“What does writer’s block feel like?”
I think that just as much as every writer has their own process for writing, each and every one probably experiences writer’s block in different ways.
The easiest way to envisage writer’s block is a pair of clawed hands holding the writer back, rendering him or her unable to reach their pen, keyboard, or quill. It’s those hands, though, that take on different shapes.
For me, particularly, there are two types of hands. One is called ‘doubt’, the other, ‘distraction’. The first, quiet but persistent, is like a buzzing whisper in my ear, reminding me that what I’m writing may, in fact, be utterly inconsequential for anyone other than myself. The second, a more restless being, taps persistently on my brain, prompting it to follow a number of different flitting and fleeting items that seem to desperately require my attention.

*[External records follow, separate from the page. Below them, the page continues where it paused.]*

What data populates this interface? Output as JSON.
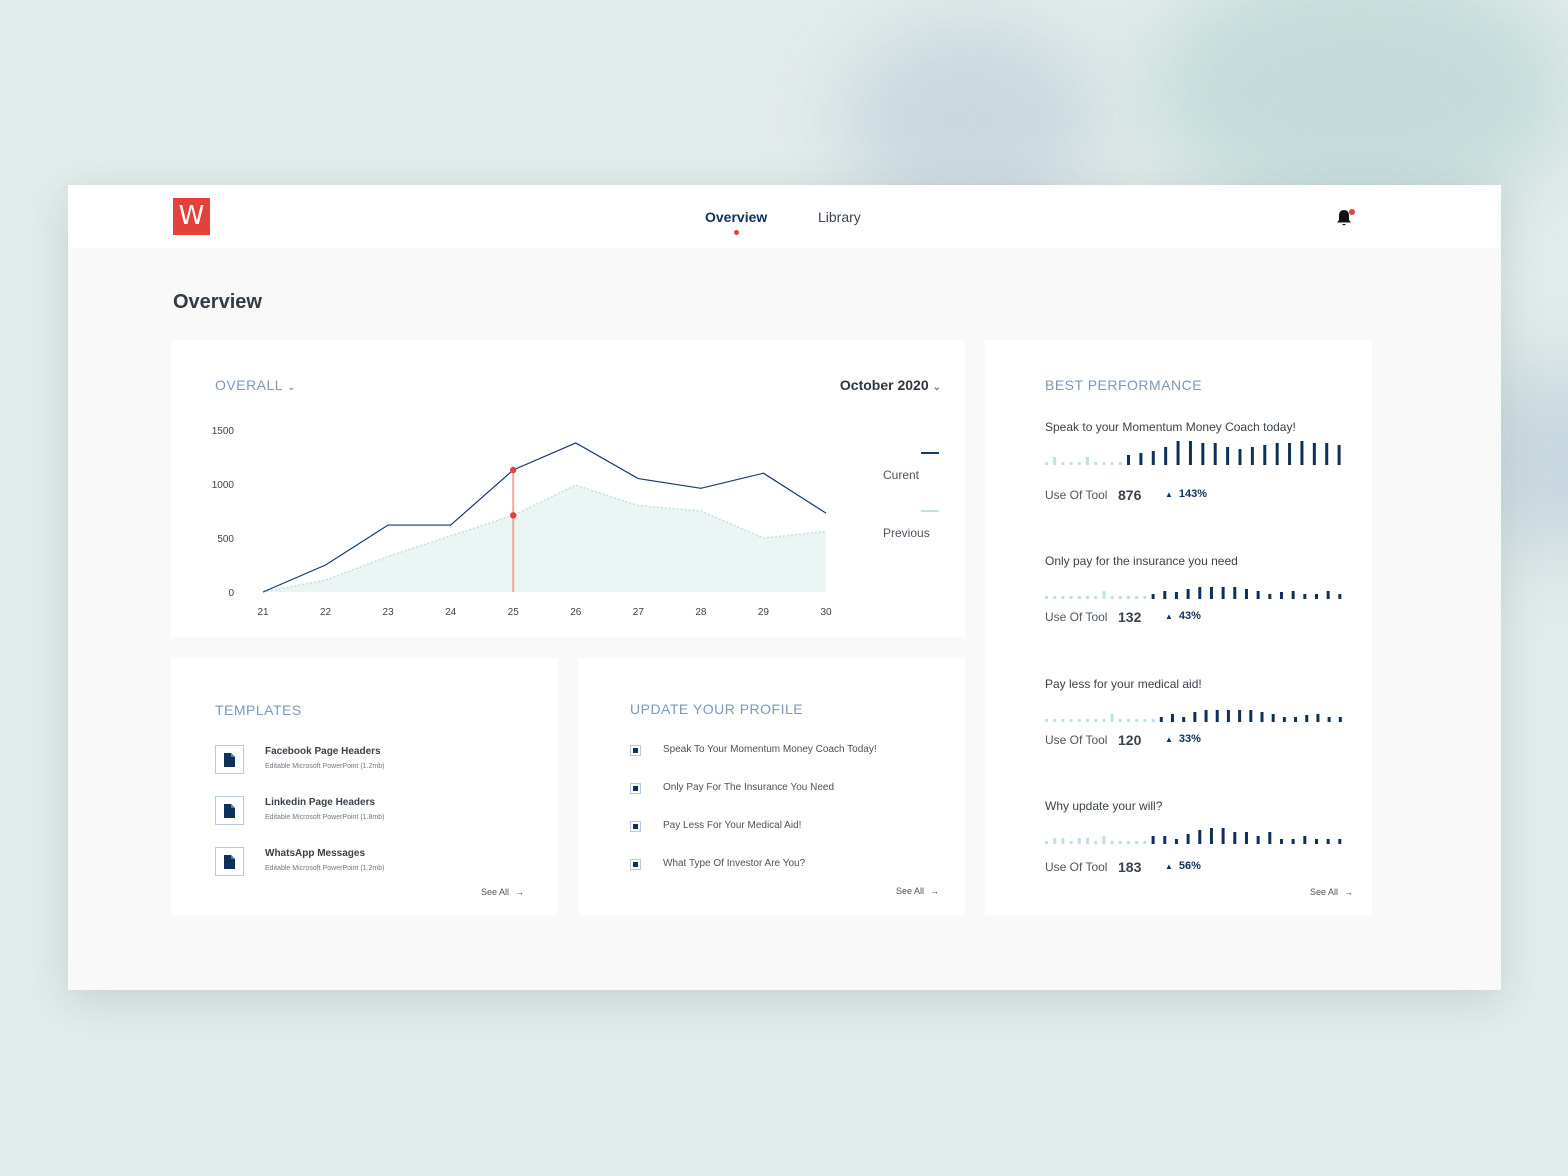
{
  "app": {
    "logo_letter": "W",
    "accent_color": "#e2423a",
    "primary_color": "#10305c"
  },
  "nav": {
    "items": [
      {
        "label": "Overview",
        "active": true
      },
      {
        "label": "Library",
        "active": false
      }
    ],
    "notification_icon": "bell-icon"
  },
  "page_title": "Overview",
  "overall": {
    "title": "OVERALL",
    "month": "October 2020",
    "legend": {
      "current": "Curent",
      "previous": "Previous"
    }
  },
  "chart_data": {
    "type": "line",
    "x": [
      21,
      22,
      23,
      24,
      25,
      26,
      27,
      28,
      29,
      30
    ],
    "yticks": [
      0,
      500,
      1000,
      1500
    ],
    "ylim": [
      0,
      1500
    ],
    "series": [
      {
        "name": "Curent",
        "values": [
          0,
          250,
          620,
          620,
          1130,
          1380,
          1050,
          960,
          1100,
          730
        ],
        "color": "#16396b"
      },
      {
        "name": "Previous",
        "values": [
          0,
          110,
          330,
          520,
          710,
          990,
          800,
          750,
          500,
          560
        ],
        "color": "#bfe0e6"
      }
    ],
    "highlight_x": 25
  },
  "templates": {
    "title": "TEMPLATES",
    "items": [
      {
        "name": "Facebook Page Headers",
        "sub": "Editable Microsoft PowerPoint (1.2mb)"
      },
      {
        "name": "Linkedin Page Headers",
        "sub": "Editable Microsoft PowerPoint (1.8mb)"
      },
      {
        "name": "WhatsApp Messages",
        "sub": "Editable Microsoft PowerPoint (1.2mb)"
      }
    ],
    "see_all": "See All"
  },
  "profile": {
    "title": "UPDATE YOUR PROFILE",
    "items": [
      "Speak To Your Momentum Money Coach Today!",
      "Only Pay For The Insurance You Need",
      "Pay Less For Your Medical Aid!",
      "What Type Of Investor Are You?"
    ],
    "see_all": "See All"
  },
  "best": {
    "title": "BEST PERFORMANCE",
    "stat_label": "Use Of Tool",
    "items": [
      {
        "title": "Speak to your Momentum Money Coach today!",
        "value": "876",
        "change": "143%"
      },
      {
        "title": "Only pay for the insurance you need",
        "value": "132",
        "change": "43%"
      },
      {
        "title": "Pay less for your medical aid!",
        "value": "120",
        "change": "33%"
      },
      {
        "title": "Why update your will?",
        "value": "183",
        "change": "56%"
      }
    ],
    "see_all": "See All"
  }
}
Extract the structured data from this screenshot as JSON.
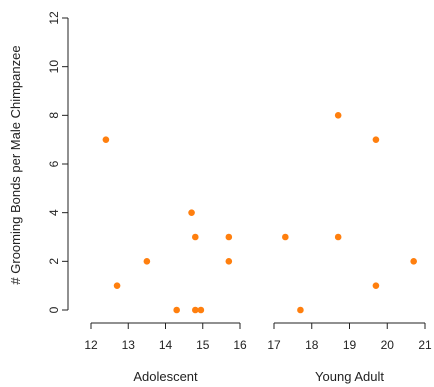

The first I’ve learned to ignore by and by, reassuring myself that, at the very least, what I’m doing now is something I will look back on proudly. The second is harder to shake. It seems like there are a million and one things that need reading, watching, listening, and all right at this instant. To try and fend off this particular hand, I find that I need to get out of the house into a place where I’m seen by other people that—even though they don’t know that I’m writing—keep me accountable.
I’m constantly battling these two clawed hands of mine, but, I find, when I do produce a significant amount of work, it feels like that much more of an accomplishment.